For they reach the Oasis, they reach the golden pyramid a split second before the sun hits it (at which time Alex would have died), so the bracelet comes loose.  Imhotep says that the bracelet is the key to the Scorpion King, but he must have passed it right by as he walked into the temple.  One of his underlings grabs it and unlocks their foe.  And then he wanders around whimpering for the rest of the film until he is killed.  

Evie is killed, and I am surprised that it took her son so long to realize that the book of the dead could bring her back.  O'Connell goes off in a rage to confront Imhotep, and they battle it out in a sword fight that goes on and on, with each player getting smacked around and around.  The choreography for the fights was incredible.  I liked the stylistic rendition of movements throughout, as the foreground seems to move so much faster than the background.  I thought it was terrific.  

But the best fight scenes were two fought by Evie and Ancksu-Namun.  Evie has been having dreams, and when she fights, she uses techniques that she has never learned.  It turns out she was the daughter of the Pharaoh, and protector of the bracelet of the Scorpion King.  She has awakened, remembered the old ways in a dream sequence that shows her fighting the Pharaoh's fiancÚ in mock battle.  The hand-to-hand and the sword-to-sword were wonderful.  Almost as good was their fight in the pyramid in the "present".  Evie gets the winning strike this time by using some of her husband's techniques (specifically, a head-butt!).  

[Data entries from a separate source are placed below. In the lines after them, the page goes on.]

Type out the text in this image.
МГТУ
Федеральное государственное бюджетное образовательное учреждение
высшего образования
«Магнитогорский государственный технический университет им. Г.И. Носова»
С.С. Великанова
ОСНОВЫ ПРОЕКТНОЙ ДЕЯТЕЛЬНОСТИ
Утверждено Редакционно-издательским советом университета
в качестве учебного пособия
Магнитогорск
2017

The only place where the effects let us down are in the climactic battle with the Scorpion King.  He looked totally fake, and absurd, as well.  And it was way too easy to stay one step ahead of him.  How convenient for all of them that Annubis took away Imhotep's magical powers before he went into battle.  O'Connell, of course, strikes the killing blow, thus gaining control of the army, and sending them back "to hell".  

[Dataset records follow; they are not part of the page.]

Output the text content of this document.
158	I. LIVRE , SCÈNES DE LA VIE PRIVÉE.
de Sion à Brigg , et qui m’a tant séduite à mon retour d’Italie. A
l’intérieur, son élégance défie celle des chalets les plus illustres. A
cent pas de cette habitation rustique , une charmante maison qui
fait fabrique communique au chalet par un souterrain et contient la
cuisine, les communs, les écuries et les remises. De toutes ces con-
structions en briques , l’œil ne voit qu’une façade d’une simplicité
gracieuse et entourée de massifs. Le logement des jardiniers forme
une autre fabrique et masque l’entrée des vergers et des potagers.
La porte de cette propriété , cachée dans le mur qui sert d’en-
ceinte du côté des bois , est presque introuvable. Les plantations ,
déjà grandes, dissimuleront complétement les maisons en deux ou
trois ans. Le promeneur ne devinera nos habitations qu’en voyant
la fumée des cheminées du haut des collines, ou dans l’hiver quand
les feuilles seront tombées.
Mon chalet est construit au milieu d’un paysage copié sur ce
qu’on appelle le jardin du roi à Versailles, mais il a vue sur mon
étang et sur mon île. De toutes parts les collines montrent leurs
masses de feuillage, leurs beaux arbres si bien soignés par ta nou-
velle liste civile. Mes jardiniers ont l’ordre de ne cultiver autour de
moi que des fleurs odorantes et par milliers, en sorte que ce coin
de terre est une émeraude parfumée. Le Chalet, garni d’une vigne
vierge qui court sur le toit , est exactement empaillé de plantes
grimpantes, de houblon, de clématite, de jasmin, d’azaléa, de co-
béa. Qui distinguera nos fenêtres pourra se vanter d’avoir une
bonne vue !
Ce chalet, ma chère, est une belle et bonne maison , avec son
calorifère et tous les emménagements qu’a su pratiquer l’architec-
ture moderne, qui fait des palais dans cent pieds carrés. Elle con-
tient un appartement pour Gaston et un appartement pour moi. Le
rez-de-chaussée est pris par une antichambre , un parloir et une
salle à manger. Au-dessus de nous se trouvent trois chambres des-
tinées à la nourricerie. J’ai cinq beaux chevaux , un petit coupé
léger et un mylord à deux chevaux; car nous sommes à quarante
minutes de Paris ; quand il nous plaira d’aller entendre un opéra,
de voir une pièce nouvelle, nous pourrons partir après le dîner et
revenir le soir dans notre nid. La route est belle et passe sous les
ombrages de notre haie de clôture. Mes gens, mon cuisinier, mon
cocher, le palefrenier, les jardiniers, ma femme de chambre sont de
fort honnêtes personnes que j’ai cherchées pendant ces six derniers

And thus follows one of the best effects of the entire movie, a subtle, split second moment that looked like it was created with care and love.  Throughout the whole chase, while the heroes are in the blimp, an army of hundreds of thousands of Magi are following them, told where to converge by their General's falcon.  We saw the General in the last film, where he was terrific, and here he is even better.  But the army encounters Annubis's army of the undead, and in a spectacular battle (which made The Phantom Menace's similar droid battle look orderly), and by the end of it, the undead army is destroyed (when they turn to dust it's really, really neat) and there are a couple of dozen Magi (but I saw no dead lying around).  A great battle, indeed.  But of course, that was only the vanguard of the force Annubis has at his command.  It all looks bleak, but the Magi stand their ground.  And as they are upon one another, the entire army of Annubis is turned to dust.  A thick, black cloud breezes over the remaining Magi.  And that was worth waiting the whole movie for.  

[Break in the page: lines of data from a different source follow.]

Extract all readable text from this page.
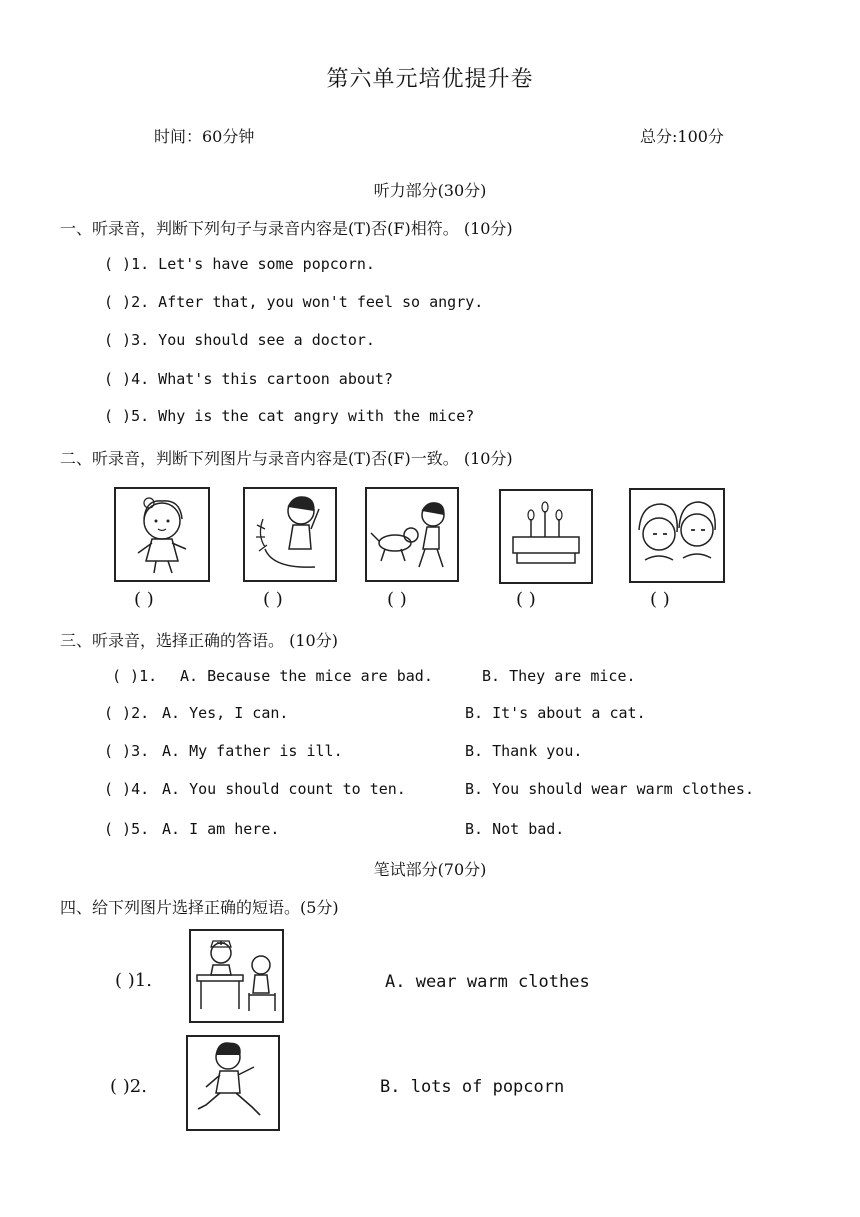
第六单元培优提升卷
时间：60分钟	总分:100分
听力部分(30分)
一、听录音，判断下列句子与录音内容是(T)否(F)相符。 (10分)
( )1. Let's have some popcorn.
( )2. After that, you won't feel so angry.
( )3. You should see a doctor.
( )4. What's this cartoon about?
( )5. Why is the cat angry with the mice?
二、听录音，判断下列图片与录音内容是(T)否(F)一致。 (10分)
( )	( )	( )	( )	( )
三、听录音，选择正确的答语。 (10分)
( )1. A. Because the mice are bad.	B. They are mice.
( )2. A. Yes, I can.	B. It's about a cat.
( )3. A. My father is ill.	B. Thank you.
( )4. A. You should count to ten.	B. You should wear warm clothes.
( )5. A. I am here.	B. Not bad.
笔试部分(70分)
四、给下列图片选择正确的短语。(5分)
( )1.	A. wear warm clothes
( )2.	B. lots of popcorn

Aside from the frenetic pace, which kept me on the edge of my seat the whole time, and the great effects, which kept me gasping in awe, there is not much story, and not even that much characterization.  O'Connell sports a tattoo (where none was before, I believe), and accepts that he also lived at one time in ancient Egypt in another life, which doesn't fit with the last movie.  The continuity was terrible.  So I expect that if I see this movie a second time, it will not be so great.  But this time, I overlook the way these people can outrun a raging torrent of water, the way Alex escapes captivity on the train (through a toilet!) and makes an emergency stop in front of the ruins they are supposed to meet at (why weren't they ready to stop before then, and why didn't they continue to the next stop by train?).  Putting Imhotep's face in the water was neat, but not as cool as when it was in the sand in The Mummy.

But the fun is not in the analysis, not in the coincidences and contrived conditions that connect this movie.  I enjoyed the thrills, and especially the effects.  Imhotep was animated even better this time around, from the terrific rendering he had the last time around.  Coming away from this movie, I felt truly entertained.